Heller’s staff told us that while the bill gave discretion to Washington administrators to set rules for what it meant by adequate and affordable coverage, the intent was to follow existing law.
Looking at the first version of the bill, the Kaiser Family Foundation found that 35 states plus the District of Columbia would see net funding cuts under the legislation. The health consulting firm Avalere, with funding from the Democratic-leaning Center for American Progress, had a similar finding. One way or another, it costs money to cover people with known health conditions, and most states would have less of it under the senators’ proposal.
On top of that, Gamage said, Affordable Care Act regulations spread some of the costs across the private sector. Those regulations would go away, too, meaning it would be up to the states to make up the difference.
Less money could push states to leave patients with less protections than they enjoy today. We looked at how Nevada might have fared under the bill.
The Heller camp said, based on an analysis from Cassidy's office, the state would get more money than under Obamacare in the 2020-2026 period. On the other hand, the Kaiser Family Foundation estimated a loss of $1.2 billion lost over the period. The Avalere analysis showed the Silver State getting $2 billion less by the year 2026.
When we looked at the losses compared to the number of state residents, Nevada would not have been hit as hard as some of the big losers, such as California and Minnesota. But at the end of the day, the independent estimate from the Kaiser Family Foundation still said Nevada would face constraints on how much it could do for people.
"The terms ‘adequate’ and ‘affordable’ are very much subject to interpretation," said law professor Wendy Netter Epstein at DePaul University. "What is adequate and affordable for one person may not be for another. And it almost certainly doesn’t mean that those with pre-existing conditions have to be charged the same as those without."
If states fell short, Epstein said Washington regulators could try to hold their feet to the fire and press them to do better with their federal money, but "we can anticipate a whole lot of litigation." And even a win for Washington might not mean much in practice.
"Folks who are sick and need health insurance coverage now don’t have the luxury of time to let these legal debates play out," Epstein said.

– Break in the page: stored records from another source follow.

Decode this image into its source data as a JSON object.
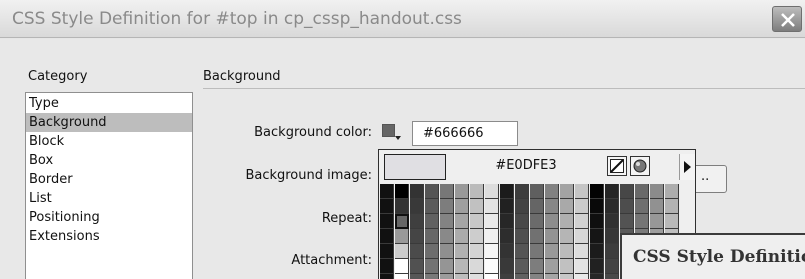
{
  "window": {
    "title": "CSS Style Definition for #top in cp_cssp_handout.css",
    "close_icon": "close-icon"
  },
  "category": {
    "label": "Category",
    "items": [
      "Type",
      "Background",
      "Block",
      "Box",
      "Border",
      "List",
      "Positioning",
      "Extensions"
    ],
    "selected": "Background"
  },
  "background": {
    "section_title": "Background",
    "color_label": "Background color:",
    "color_value": "#666666",
    "swatch_color": "#666666",
    "image_label": "Background image:",
    "browse_label": "..",
    "repeat_label": "Repeat:",
    "attachment_label": "Attachment:"
  },
  "picker": {
    "hex": "#E0DFE3",
    "preview_color": "#E0DFE3",
    "tools": [
      "no-color-icon",
      "system-color-icon"
    ],
    "menu_icon": "flyout-arrow-icon"
  },
  "sub_dialog": {
    "title": "CSS Style Definition"
  }
}
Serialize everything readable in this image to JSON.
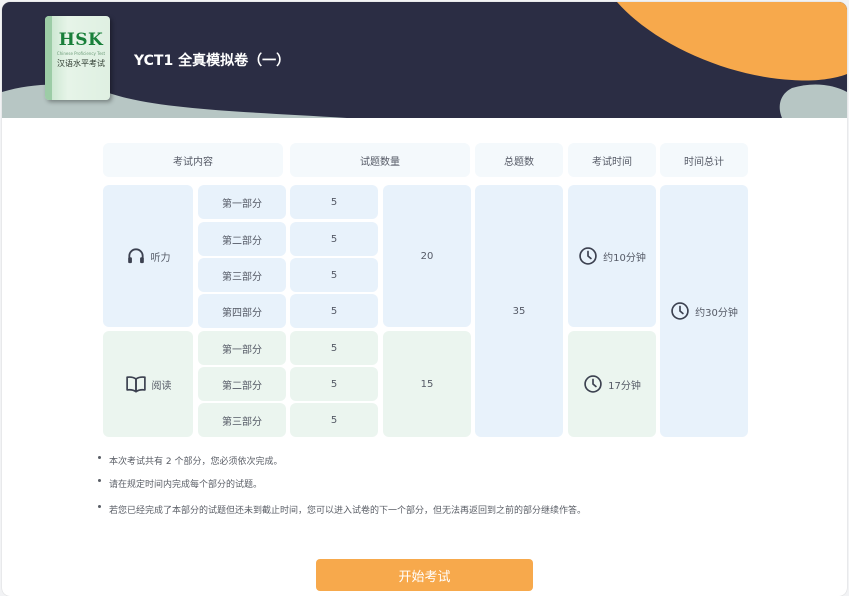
{
  "header": {
    "logo_text": "HSK",
    "logo_subtitle": "Chinese Proficiency Test",
    "logo_caption": "汉语水平考试",
    "title": "YCT1 全真模拟卷（一）"
  },
  "table": {
    "headers": [
      "考试内容",
      "试题数量",
      "总题数",
      "考试时间",
      "时间总计"
    ],
    "sections": [
      {
        "name": "听力",
        "icon": "headphones-icon",
        "parts": [
          {
            "part": "第一部分",
            "count": "5"
          },
          {
            "part": "第二部分",
            "count": "5"
          },
          {
            "part": "第三部分",
            "count": "5"
          },
          {
            "part": "第四部分",
            "count": "5"
          }
        ],
        "subtotal": "20",
        "time": "约10分钟"
      },
      {
        "name": "阅读",
        "icon": "book-icon",
        "parts": [
          {
            "part": "第一部分",
            "count": "5"
          },
          {
            "part": "第二部分",
            "count": "5"
          },
          {
            "part": "第三部分",
            "count": "5"
          }
        ],
        "subtotal": "15",
        "time": "17分钟"
      }
    ],
    "total": "35",
    "total_time": "约30分钟"
  },
  "notes": [
    "本次考试共有 2 个部分，您必须依次完成。",
    "请在规定时间内完成每个部分的试题。",
    "若您已经完成了本部分的试题但还未到截止时间，您可以进入试卷的下一个部分，但无法再返回到之前的部分继续作答。"
  ],
  "start_button": "开始考试",
  "colors": {
    "header_bg": "#2b2d44",
    "accent_orange": "#f7a94c",
    "listening_bg": "#e8f2fb",
    "reading_bg": "#ebf5ef",
    "header_cell_bg": "#f4f9fc"
  }
}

Both Epstein and Gamage said in theory, states might find ways to squeeze much more health coverage out of each dollar. Or failing that, they might decide to put much more of their own money into health care and re-establish rules modeled on the Affordable Care Act. But they said neither outcome is likely.
Epstein said there’s an underlying disagreement on what it means to cover people with pre-existing conditions. Under the Affordable Care Act, those people got the same kind of coverage at the same price as others. Under Graham-Cassidy, "insurers will have to continue to cover people, but not at the same rates. And the policies don’t have to provide the same coverage."

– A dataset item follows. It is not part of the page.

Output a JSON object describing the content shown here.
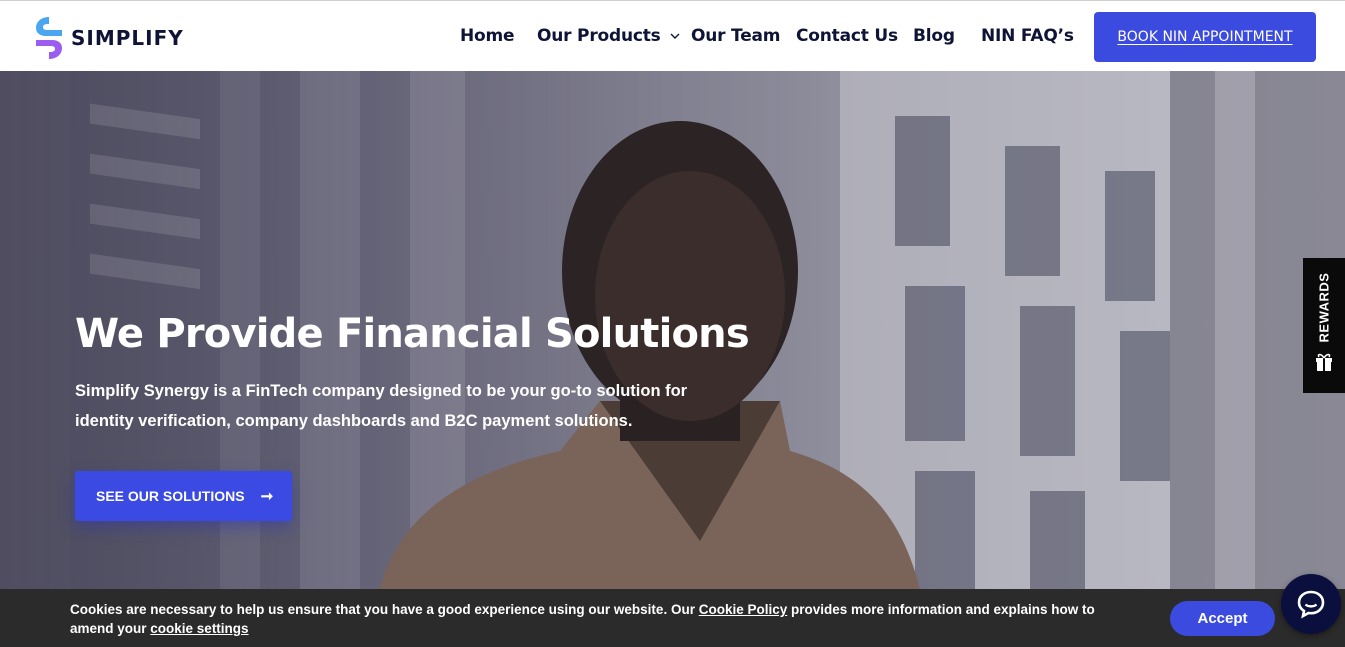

Rosen said that Heller backed a bill that would have "slashed coverage protections for people with pre-existing conditions."
The legislation included language to protect people with pre-existing conditions, but it opened the door to insurance plans that might be more limited or less affordable than exist today.
How much protection would be lost is impossible to predict. The proposal told states they had to plan to keep coverage accessible and affordable for people with pre-existing conditions. But it didn’t define those terms and that falls short of an ironclad guarantee.
A full reading of the bill’s text shows that protections for pre-existing conditions would be less certain, but the statement pushes beyond the known impacts of the Graham-Cassidy bill.
We rate this claim Half True.
Clarification: After we published this fact-check, Heller’s office provided updated materials on the Graham-Cassidy legislation. We included that information, as well as a description of the Avalere study’s funding. The rating remained unchanged.